A maior força do filme acaba por ser também a sua maior falência, já que num espaço só tudo se sublima e evidencia.
No entanto, A Uma Hora Incerta nada tem de filme de espiões, aristocratas ou actrizes famosas cirandando pela Lisboa de cartão (ou de postal) com microfilmes e segredos de Estado. É um filme recluso do espaço de um hotel abandonado, onde poucos são os que por lá passam. Corredores vazios, quartos esquecidos, lençóis sobre a mobília. Saboga olha o ano de 1942 e tenta secar-lhe todo o encanto do filme de época e todo o esplendor dos plots convulsos dos filmes do período da Segunda Guerra Mundial, fica então o retrato de um país sem que se mostre o país que se retrata, isto é, o hotel abandonando funciona como reflexo do país: fechado sobre si, tudo coberto de paninhos (quentes), pejado de refugiados indesejados, tudo silencioso e sombrio – entre intrigas, leituras de Bíblia ao deitar, leituras do Avante às escondidas, refugiados evitando serem vistos e “romances” secretos entre polícias e desordeiros, subalternos e sopeira.

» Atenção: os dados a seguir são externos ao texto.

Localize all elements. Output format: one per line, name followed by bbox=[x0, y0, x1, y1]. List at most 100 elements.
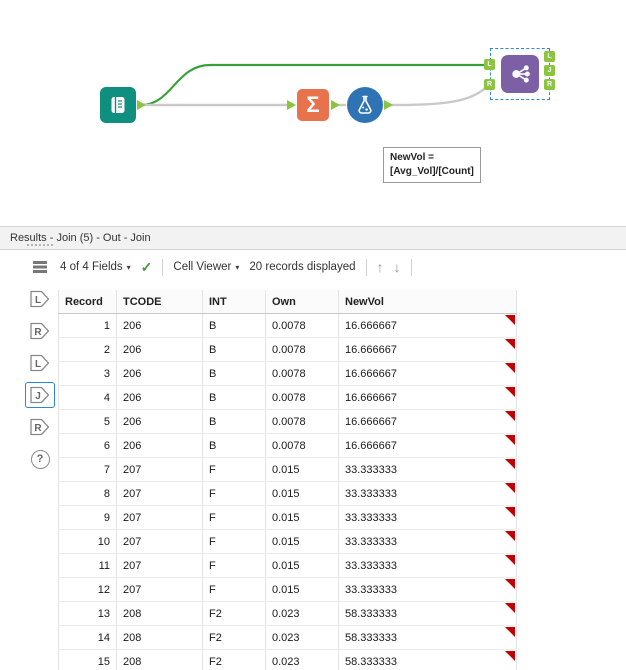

A esse respeito, Saboga, pela mão do seu director de fotografia e colega de vários trabalhos Mário Barroso – que o terá aprendido com o mestre Oliveira -, filma várias vezes os seus personagens por entre portas, cortinados, entre móveis, vidros e janelas entreabertas, como se tudo funcionasse no sentido de acentuar esse estado de coisas onde o pouco que se via e se fazia era pela metade; e mais que isso, onde nada escapava sem ser ouvido ou visto por alguém. E aqui a referência já não pode ser a claridade romântica de Curtiz, mas a desolação wellesiana em Xanadu e a força destrutiva e decadente do outro “policial” onde também havia um Vargas e um seu colega que (n)os encaminhava para o fundo do poço.
A maior força do filme acaba por ser também a sua maior falência, já que num espaço só tudo se sublima e evidencia (daí as pequenas pistas cinéfilas tomarem tanto a minha atenção) e com isso também as pequenas claudicâncias vindas de um certo excesso televisivo dos actores (e um total miscast de Joana Ribeira que, apesar das trancinhas e do blush, dificilmente passará por uma menina adolescente, uma Ana Padrão literalmente desaproveitada e uma Joana de Verona com uma cena e duas linhas de diálogo) ou um lado decorativo da direcção de arte e do guarda roupa que a todo o momento parecem enunciar-se, castrando a força dramática do filme e do seu enredo.
P.S.: Note-se o raccord entre a cena das tripas do peru neste A Uma Hora Incerta com a cena das codornizes decapitadas da estreia de Saboga na realização, Photo (2012) – “prefiro as histórias do antigo testamento… têm mais sangue”, ouve-se a certa altura neste último, e eu oiço “prefiro as histórias do Estado Novo… têm mais intriga”, da mão de Saboga.